Cop nic do ciebie nie mam
coś tam znasz się na boksie to że fworyzujesz Amerykańskich bokserów ponad europejskich to już inna sprawa jedynie to co to chwalisz Głazkowa może dla tego że walczy w Usa ale w walce z Cunnem trenował go akurat Ukrianiec."
Calkiem mozliwe, te faworyzuje piesciarzy ze swojego podworka, ale nie jest to tendencyjne lubpowodujace dystrakcje na wielka skale w polemikach na tym forum...mam nadzieje?
Jest znacznie wiecej piesciarzy z bylego bloku sovieckiego, ktorych cenie za to co robia w ringu: GGG, Kovalev, Povetkin, Provodnikov, Beterbeev...by wymienic tylko kilku.
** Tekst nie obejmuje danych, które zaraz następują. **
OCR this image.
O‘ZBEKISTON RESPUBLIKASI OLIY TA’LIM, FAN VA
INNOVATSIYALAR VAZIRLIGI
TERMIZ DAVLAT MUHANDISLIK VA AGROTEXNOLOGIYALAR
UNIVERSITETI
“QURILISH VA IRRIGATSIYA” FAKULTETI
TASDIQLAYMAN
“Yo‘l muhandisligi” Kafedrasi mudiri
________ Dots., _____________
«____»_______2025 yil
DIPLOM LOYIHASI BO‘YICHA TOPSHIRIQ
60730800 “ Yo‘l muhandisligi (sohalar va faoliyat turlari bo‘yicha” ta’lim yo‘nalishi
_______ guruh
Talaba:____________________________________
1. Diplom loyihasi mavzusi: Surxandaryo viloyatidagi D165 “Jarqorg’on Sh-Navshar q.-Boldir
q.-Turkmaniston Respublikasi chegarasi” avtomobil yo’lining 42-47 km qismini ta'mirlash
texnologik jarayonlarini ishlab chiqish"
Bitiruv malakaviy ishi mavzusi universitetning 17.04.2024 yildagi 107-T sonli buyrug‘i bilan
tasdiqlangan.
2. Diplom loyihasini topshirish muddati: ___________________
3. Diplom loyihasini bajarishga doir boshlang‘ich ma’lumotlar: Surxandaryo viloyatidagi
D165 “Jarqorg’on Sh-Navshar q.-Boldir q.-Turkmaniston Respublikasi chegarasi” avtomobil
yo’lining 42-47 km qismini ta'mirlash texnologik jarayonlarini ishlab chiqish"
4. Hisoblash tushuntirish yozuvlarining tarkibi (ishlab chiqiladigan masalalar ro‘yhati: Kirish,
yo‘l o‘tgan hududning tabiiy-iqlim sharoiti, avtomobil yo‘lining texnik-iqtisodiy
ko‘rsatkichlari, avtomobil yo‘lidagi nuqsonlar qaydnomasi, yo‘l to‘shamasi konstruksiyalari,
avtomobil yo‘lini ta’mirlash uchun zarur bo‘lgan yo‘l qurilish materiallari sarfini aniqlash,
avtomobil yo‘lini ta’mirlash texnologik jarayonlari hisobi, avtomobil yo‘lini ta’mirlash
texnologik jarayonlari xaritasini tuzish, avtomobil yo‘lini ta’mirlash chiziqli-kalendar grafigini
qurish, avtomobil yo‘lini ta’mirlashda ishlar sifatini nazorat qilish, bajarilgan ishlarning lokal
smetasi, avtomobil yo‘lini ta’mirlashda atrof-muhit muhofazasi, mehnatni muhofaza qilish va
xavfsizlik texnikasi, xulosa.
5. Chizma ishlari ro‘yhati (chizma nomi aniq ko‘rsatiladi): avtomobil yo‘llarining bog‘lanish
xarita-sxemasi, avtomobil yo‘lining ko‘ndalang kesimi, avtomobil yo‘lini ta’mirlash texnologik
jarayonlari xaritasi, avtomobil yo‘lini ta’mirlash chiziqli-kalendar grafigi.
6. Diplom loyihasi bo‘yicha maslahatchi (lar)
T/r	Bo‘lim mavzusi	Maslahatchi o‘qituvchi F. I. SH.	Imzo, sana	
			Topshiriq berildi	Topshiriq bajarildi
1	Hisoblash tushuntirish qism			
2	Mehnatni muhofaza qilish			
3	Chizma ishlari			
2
Wciaz, jest to bardzo malutki procent piesciarzy zawodowych, ktorzy sa na moim radarze, wiec nic dziwnego iz moze wydawac sie, ze ich nie zauwazam tak jak wiekszosc z was na tym forum...
czy ty nie jestes bratem rafaltheo "
jedynym elementem pozwalajacym ci by zostac zauwazonym na tym forum jest wlasnie takie prowincjonalne zachowanie, czyli bezmozgowe podjazdy do innych uzytkownikow. Jestes typowym przykladem zaszczutego przez zycie dzieciaka, ktory nie posiadajac odpowiedniej wiedzy (przynajmniej w tematach o boksie), probuje za wszelka cene zwrocic na siebie uwage, nie zauwazajac nawet, ze robi z siebie posmiewisko na kazdym kroku. Sprobuj raz w zyciu napisac cos o boksie. TYLKO RAZ!
Swoja droga, gdyby ktokolwiek posadzil Vitalij71 o bycie twoim bratem, to byloby rzeczywiscie przykre dla tego uzytkownika. Rafaltheo to takich indolentow jak ty bije na glowe w tematach bokserskich a I forma wypowiedzi rowniez. Przynajmniej z tego co zauwazylem...
Mnie osobiscie pozwala to dostrzec nowe oblicza polskeij sceny bokserskiej.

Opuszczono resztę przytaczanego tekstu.